Choosing the Right Type of Financial Advisor
There are many different ways to categorize different types of financial advisors, but there are two distinctions that every investor should know about and understand fully.
Fiduciary or Not
Some financial advisors are fiduciaries and others are not. It is generally recommended to choose a fiduciary for your overall investment management needs, because they are legally bound to place your interests above their own. [Related content: Why You Should Choose a Fiduciary as a Financial Advisor]. However, it may be ok to work with a non-fiduciary in certain situations. For example, if you just needed life insurance, you could go to an insurance agent who is licensed to sell you the financial product you need, but who is not obligated the same way other financial professionals are to meet the highest standard of care.
The second level of distinction is based on how a financial advisor is paid. In general, there are three types of financial advisory fee schedules: commission-based, fee-based, and fee-only. You can take a closer look at these three types of compensation models in this recently published article in Kiplinger: Your Financial Adviser Charges What? Understand the Value of Advice. If you seek a longer-term relationship and advice, I recommend a fee-only advisor. Fee-only advisors adhere to fiduciary standards and are paid either through hourly rates, flat rates, or as a percentage of the assets they manage.
Find a Financial Advisor that Fits
This is probably the most important step of them all. By taking the steps we've discussed, you've already gone a long way towards locating the proper fit, but there are a few additional factors to take into consideration.
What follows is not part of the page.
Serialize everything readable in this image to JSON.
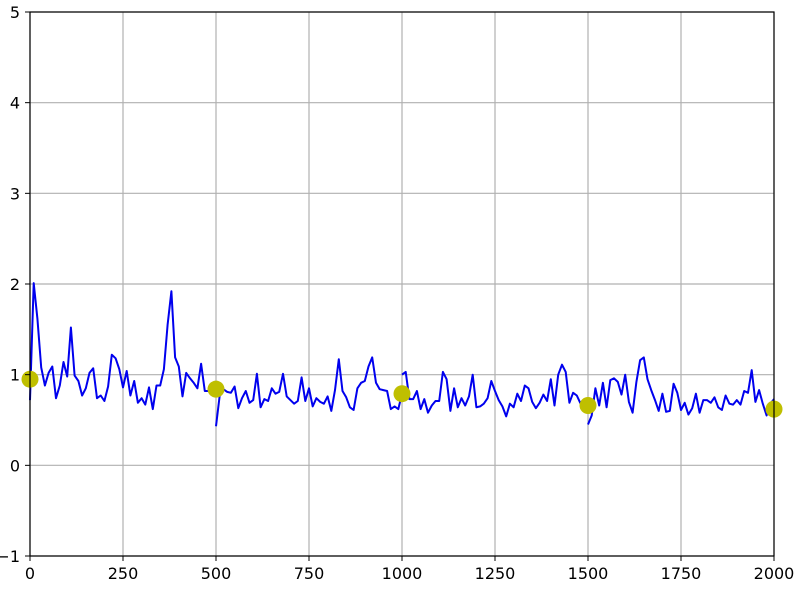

Trust: You need an advisor that you're comfortable with. In my opinion, it’s impossible to trust someone after only meeting them once or twice, but you need to have a good gut feeling and get along with them from the start.
Long-Term Vision and Value: Just as importantly, the right financial advisor understands the vision you have for your financial future and is willing to help you work toward it. This does not mean that the right financial advisor is the one who signs off on your every whim. In fact, the opposite situation is often preferable.
Objective: The right financial advisor will always tell you the truth about your decisions, whether it's what you want to hear or not.
With the sheer amount of information available out there, it's easy to get overwhelmed and put off the important decision of choosing a financial advisor. Unfortunately, this isn't a decision you should wait too long to make. Hopefully, what you've read here will eliminate some of the worry and hesitation that comes with excessive information. But don't be in a hurry either. By following these steps and practicing your due diligence, you'll find an advisor that can help you achieve your personal goals.